Objective: The risk of rebleeding and the rate of retreatment are reportedly higher in ruptured cerebral aneurysms treated with endovascular coiling than in those treated with surgical clipping. In this study, we evaluated the frequency and risk factors of recanalization on angiograms after embolization of ruptured and unruptured cerebral aneurysms.
Methods: From April 2001 to December 2003, we performed endovascular embolization on 30 ruptured and 52 unruptured aneurysms. We included 18 ruptured and 40 unruptured aneurysms, which subsequently ruptured, underwent retreatment within 5 years, or were followed up for more than 5 years. We evaluated risk factors of recanalization in terms of location, size, ratio of dome to neck, volume embolization ratio (VER), and remnant flow into aneurysms immediately after embolization.
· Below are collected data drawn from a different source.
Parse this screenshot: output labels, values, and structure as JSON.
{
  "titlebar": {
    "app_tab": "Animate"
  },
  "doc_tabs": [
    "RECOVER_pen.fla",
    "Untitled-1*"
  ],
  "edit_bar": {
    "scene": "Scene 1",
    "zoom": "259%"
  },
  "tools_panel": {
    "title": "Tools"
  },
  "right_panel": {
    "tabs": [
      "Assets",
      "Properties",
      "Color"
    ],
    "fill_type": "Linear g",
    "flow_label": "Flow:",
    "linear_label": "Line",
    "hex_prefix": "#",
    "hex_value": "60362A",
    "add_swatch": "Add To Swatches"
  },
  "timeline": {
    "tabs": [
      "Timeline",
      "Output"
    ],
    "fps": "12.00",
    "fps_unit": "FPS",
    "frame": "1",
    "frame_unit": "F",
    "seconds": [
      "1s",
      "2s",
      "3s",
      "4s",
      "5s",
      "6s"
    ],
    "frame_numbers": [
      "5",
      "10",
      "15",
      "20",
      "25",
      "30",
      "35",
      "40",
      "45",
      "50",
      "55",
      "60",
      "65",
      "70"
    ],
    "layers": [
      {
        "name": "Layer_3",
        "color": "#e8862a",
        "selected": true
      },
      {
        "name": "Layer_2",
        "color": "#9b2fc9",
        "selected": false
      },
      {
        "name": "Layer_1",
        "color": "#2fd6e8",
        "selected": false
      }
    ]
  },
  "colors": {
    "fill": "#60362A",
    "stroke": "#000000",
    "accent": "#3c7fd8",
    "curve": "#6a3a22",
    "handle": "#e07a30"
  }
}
Results: Nine (50.0%) ruptured and 11 (27.5%) unruptured aneurysms were recanalized on angiograms. We attempted retreatment for 5 recurrent aneurysms, and were unsuccessful inserting any coils in 3 aneurysms. Recanalization on subsequent angiograms was rare in cases, that were not recanalized on angiograms at 6 months (ruptured aneurysms : 0% (0/6 cases), versus unruptured aneurysms : 6.7% (2/30 cases). VER was the significant risk factor in recanalization of unruptured aneurysms. There were significant differences between VER and recanalization in unruptured aneuryms (p=0.027), but no significant risk factor related to recanalization in ruptured aneurysms.
Conclusions: Recanalization of unruptured aneurysms was more frequent in cases of low VER than in cases of high VER. It is difficult to predict recurrence and rebleeding of ruptured aneurysms treated with high VER. Long-term results of both ruptured and unruptured aneurysms are considered favorable, if there is no recanalization on angiograms at 6 months.